基于级联H桥多电平逆变器的多频多负载无线功率传输系统

To address the issues of limited output power and harmonic interference in existing multifrequency and multiload magnetic coupling resonant wireless power transfer (MFML-MCR-WPT) systems, this article proposes a MFML-MCR-WPT system based on a cascaded H-bridge multilevel inverter (CHB-MLI). The system utilizes the phase disposition multifrequency modulation technique, achieving arbitrary frequency and quantity power output and control through the design of modulation wave quantity, frequency, and amplitude. First, the structure of the CHB-MLI-based MFML-MCR-WPT system is proposed, and the working principle of the multifrequency modulation method is analyzed.
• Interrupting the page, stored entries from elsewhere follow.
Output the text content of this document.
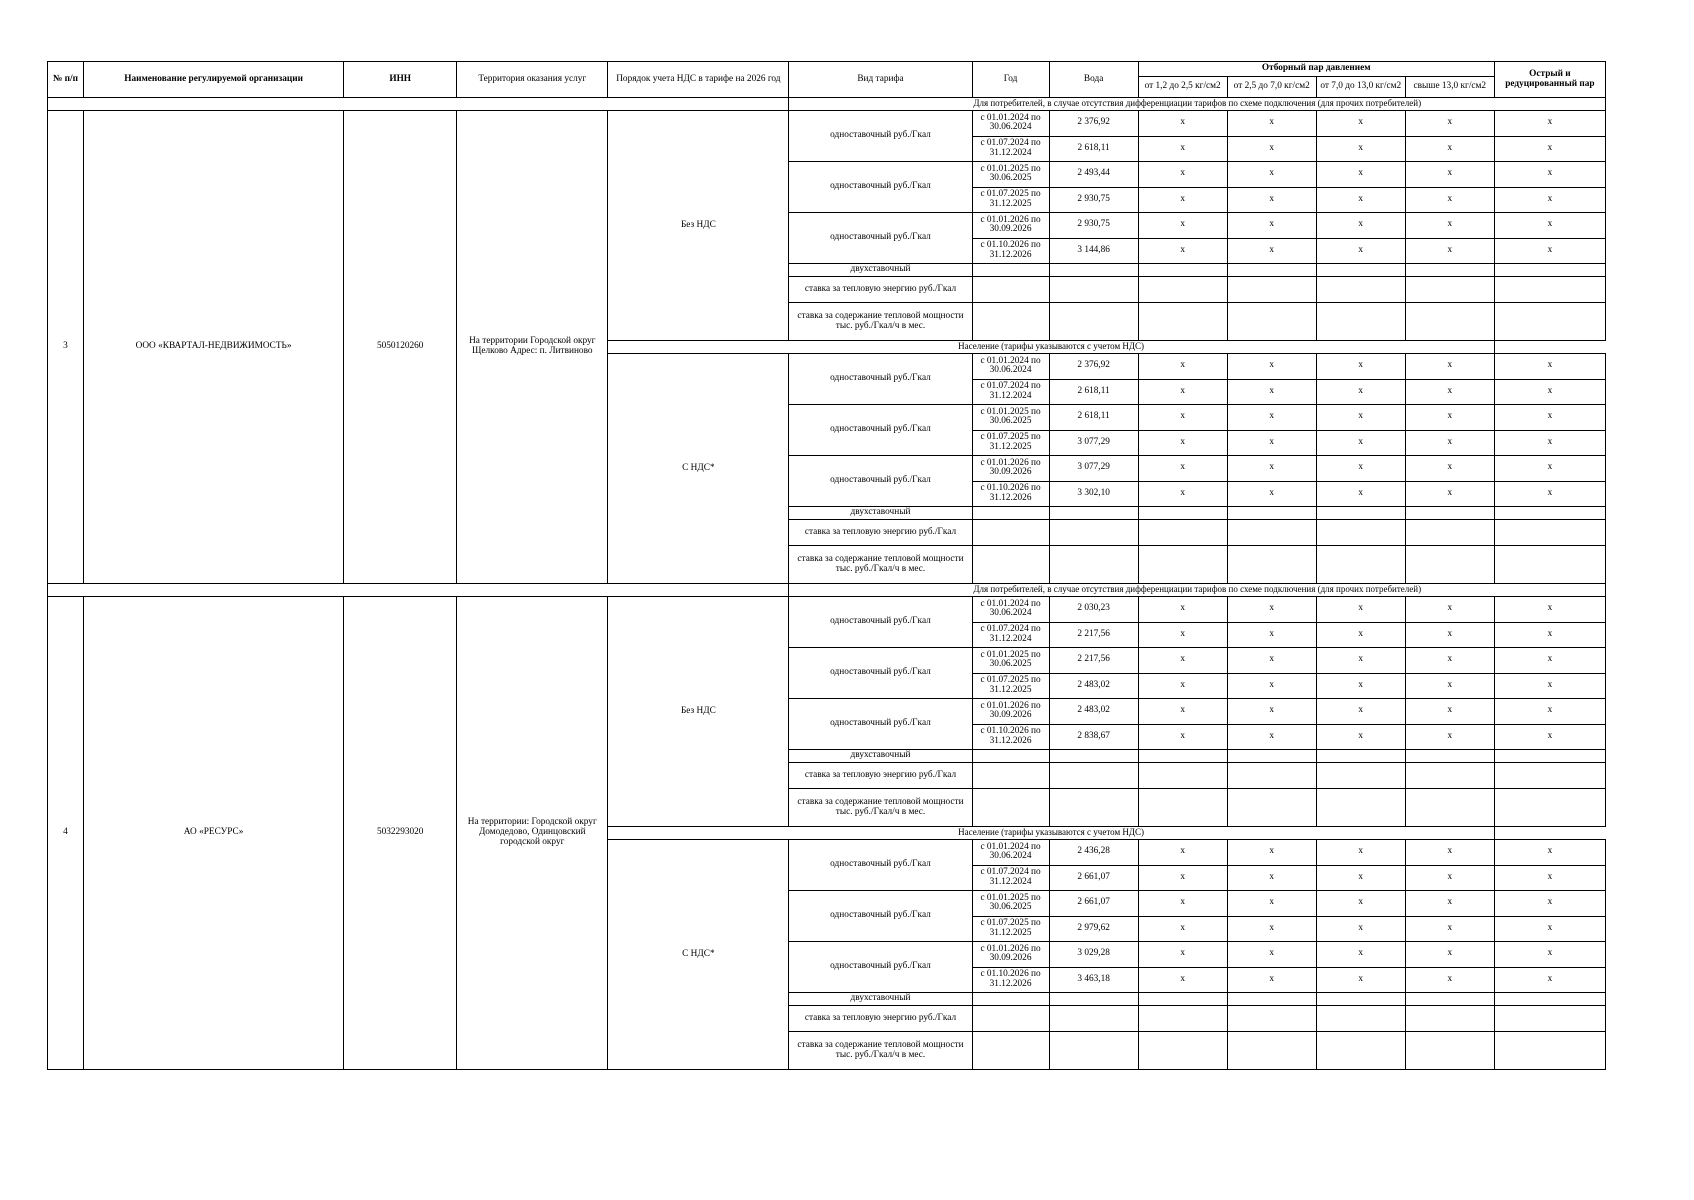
№ п/п	Наименование регулируемой организации	ИНН	Территория оказания услуг	Порядок учета НДС в тарифе на 2026 год	Вид тарифа	Год	Вода	Отборный пар давлением				Острый и редуцированный пар
								от 1,2 до 2,5 кг/см2	от 2,5 до 7,0 кг/см2	от 7,0 до 13,0 кг/см2	свыше 13,0 кг/см2	
					Для потребителей, в случае отсутствия дифференциации тарифов по схеме подключения (для прочих потребителей)							
3	ООО «КВАРТАЛ-НЕДВИЖИМОСТЬ»	5050120260	На территории Городской округ Щелково Адрес: п. Литвиново	Без НДС	одноставочный руб./Гкал	с 01.01.2024 по 30.06.2024	2 376,92	x	x	x	x	x
						с 01.07.2024 по 31.12.2024	2 618,11	x	x	x	x	x
					одноставочный руб./Гкал	с 01.01.2025 по 30.06.2025	2 493,44	x	x	x	x	x
						с 01.07.2025 по 31.12.2025	2 930,75	x	x	x	x	x
					одноставочный руб./Гкал	с 01.01.2026 по 30.09.2026	2 930,75	x	x	x	x	x
						с 01.10.2026 по 31.12.2026	3 144,86	x	x	x	x	x
					двухставочный							
					ставка за тепловую энергию руб./Гкал							
					ставка за содержание тепловой мощности тыс. руб./Гкал/ч в мес.							
				Население (тарифы указываются с учетом НДС)								
				С НДС*	одноставочный руб./Гкал	с 01.01.2024 по 30.06.2024	2 376,92	x	x	x	x	x
						с 01.07.2024 по 31.12.2024	2 618,11	x	x	x	x	x
					одноставочный руб./Гкал	с 01.01.2025 по 30.06.2025	2 618,11	x	x	x	x	x
						с 01.07.2025 по 31.12.2025	3 077,29	x	x	x	x	x
					одноставочный руб./Гкал	с 01.01.2026 по 30.09.2026	3 077,29	x	x	x	x	x
						с 01.10.2026 по 31.12.2026	3 302,10	x	x	x	x	x
					двухставочный							
					ставка за тепловую энергию руб./Гкал							
					ставка за содержание тепловой мощности тыс. руб./Гкал/ч в мес.							
					Для потребителей, в случае отсутствия дифференциации тарифов по схеме подключения (для прочих потребителей)							
4	АО «РЕСУРС»	5032293020	На территории: Городской округ Домодедово, Одинцовский городской округ	Без НДС	одноставочный руб./Гкал	с 01.01.2024 по 30.06.2024	2 030,23	x	x	x	x	x
						с 01.07.2024 по 31.12.2024	2 217,56	x	x	x	x	x
					одноставочный руб./Гкал	с 01.01.2025 по 30.06.2025	2 217,56	x	x	x	x	x
						с 01.07.2025 по 31.12.2025	2 483,02	x	x	x	x	x
					одноставочный руб./Гкал	с 01.01.2026 по 30.09.2026	2 483,02	x	x	x	x	x
						с 01.10.2026 по 31.12.2026	2 838,67	x	x	x	x	x
					двухставочный							
					ставка за тепловую энергию руб./Гкал							
					ставка за содержание тепловой мощности тыс. руб./Гкал/ч в мес.							
				Население (тарифы указываются с учетом НДС)								
				С НДС*	одноставочный руб./Гкал	с 01.01.2024 по 30.06.2024	2 436,28	x	x	x	x	x
						с 01.07.2024 по 31.12.2024	2 661,07	x	x	x	x	x
					одноставочный руб./Гкал	с 01.01.2025 по 30.06.2025	2 661,07	x	x	x	x	x
						с 01.07.2025 по 31.12.2025	2 979,62	x	x	x	x	x
					одноставочный руб./Гкал	с 01.01.2026 по 30.09.2026	3 029,28	x	x	x	x	x
						с 01.10.2026 по 31.12.2026	3 463,18	x	x	x	x	x
					двухставочный							
					ставка за тепловую энергию руб./Гкал							
					ставка за содержание тепловой мощности тыс. руб./Гкал/ч в мес.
Subsequently, a five-level dual-frequency and dual-load system is taken as an example to establish the mathematical model. Then, system parameter optimization is conducted to suppress cross-coupling and interfrequency interference. Furthermore, to address the power and loss imbalance among H-bridge units under multifrequency low modulation indices, a carrier reconstruction method is adopted to balance power distribution and switching losses. Finally, an experimental platform is constructed to validate the proposed theory. Simulation and experimental results demonstrate that the system achieves multilevel multifrequency power output with continuous power and frequency control, maintains minimal interchannel interference, and achieves H-bridge unit balancing ratios of 1:1.19, while exhibiting excellent system compatibility and controllability.